Wenn wirklich keine neuen Schulterverzauberungen wie die der Aldor/Seher kommen sondern nur für Lederer und Infschriftler verfügbar sind, wirkt dieser Berufsbonus tatsächlich weniger lächerlich, wenn allerdings irgendeine Art allgemein verfügbar wird (Fraktions-Ruf / Lederer-Verz. ist handelbar...) wieder ziemlich überflüssig. Hier würd ich sagen: schauen was die Zukunft bringt.



Pacmaniacer schrieb:


> 6. Überraschung. Man weiss nicht was sonst noch kommt ^^



Da glaubste doch selbst nicht dran oder? 

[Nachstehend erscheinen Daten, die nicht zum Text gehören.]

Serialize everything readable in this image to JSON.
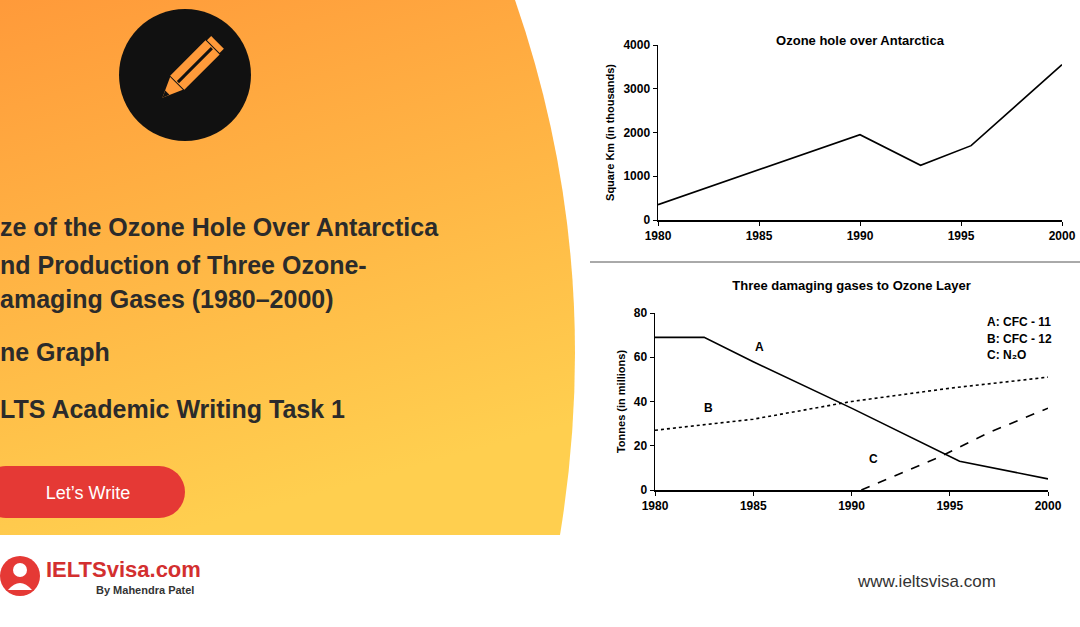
{
  "banner": {
    "title_lines": [
      "ze of the Ozone Hole Over Antarctica",
      "nd Production of Three Ozone-",
      "amaging Gases (1980–2000)"
    ],
    "chart_kind": "ne Graph",
    "task": "LTS Academic Writing Task 1",
    "button": "Let’s Write",
    "brand": "IELTSvisa.com",
    "byline": "By Mahendra Patel",
    "url": "www.ieltsvisa.com"
  },
  "chart_data": [
    {
      "type": "line",
      "title": "Ozone hole over Antarctica",
      "y_label": "Square Km (in thousands)",
      "series": [
        {
          "name": "Ozone hole",
          "color": "#000000",
          "line_style": "solid",
          "x": [
            1980,
            1990,
            1993,
            1995.5,
            2000
          ],
          "values": [
            350,
            1950,
            1250,
            1700,
            3550
          ]
        }
      ],
      "xlim": [
        1980,
        2000
      ],
      "xticks": [
        1980,
        1985,
        1990,
        1995,
        2000
      ],
      "ylim": [
        0,
        4000
      ],
      "yticks": [
        0,
        1000,
        2000,
        3000,
        4000
      ],
      "grid": false
    },
    {
      "type": "line",
      "title": "Three damaging gases to Ozone Layer",
      "y_label": "Tonnes (in millions)",
      "series": [
        {
          "name": "A: CFC - 11",
          "color": "#000000",
          "line_style": "solid",
          "x": [
            1980,
            1982.5,
            1985,
            1990,
            1995.5,
            2000
          ],
          "values": [
            69,
            69,
            58,
            37,
            13,
            5
          ]
        },
        {
          "name": "B: CFC - 12",
          "color": "#000000",
          "line_style": "dotted",
          "x": [
            1980,
            1985,
            1990,
            1995,
            2000
          ],
          "values": [
            27,
            32,
            40,
            46,
            51
          ]
        },
        {
          "name": "C: N₂O",
          "color": "#000000",
          "line_style": "dashed",
          "x": [
            1990.5,
            1994.5,
            1997,
            2000
          ],
          "values": [
            0,
            15,
            26,
            37
          ]
        }
      ],
      "annotations": [
        {
          "text": "A",
          "x": 1985.3,
          "y": 64.5
        },
        {
          "text": "B",
          "x": 1982.7,
          "y": 37
        },
        {
          "text": "C",
          "x": 1991.1,
          "y": 14
        }
      ],
      "legend": "upper right",
      "xlim": [
        1980,
        2000
      ],
      "xticks": [
        1980,
        1985,
        1990,
        1995,
        2000
      ],
      "ylim": [
        0,
        80
      ],
      "yticks": [
        0,
        20,
        40,
        60,
        80
      ],
      "grid": false
    }
  ]
}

			Dieser Inhalt steht nur eingeloggten Mitgliedern zur Verfügung.
        

 (zumindest nicht vor dem nächsten Addon)

---

Zu den anderen Dingen des Berufes:

Was die Tarot-Sets bringen kann ich erst sagen wenn mein Twink das nächste mal den Dunkelmondjahrmarkt besuchen kann, meinem Informationsstand nach aber nur ein grünes Schmuckstück... nicht gerade berauschend.
Die Off-Hand Bücher sind auch nicht der Bringer und für einen Tank schon gar nicht.

Zu Alchemie:

Du hast regelmässigen Absatz da Raider permanent Elixiere/Fläschchen/Tränke brauchen und der neue Berufsbonus ist der Hammer (Maximierung der Buffeffizienz)! Für Manaklassen fast schon "unverzichtbar" da man ja pro Fight nur noch einen Pot nutzen darf also auch hier ein absolutes Plus.

Fazit:

Finger weg von Inschriftenkunde, der Beruf ist die herbste Enttäuschung seit meinem WoW-Einstieg! 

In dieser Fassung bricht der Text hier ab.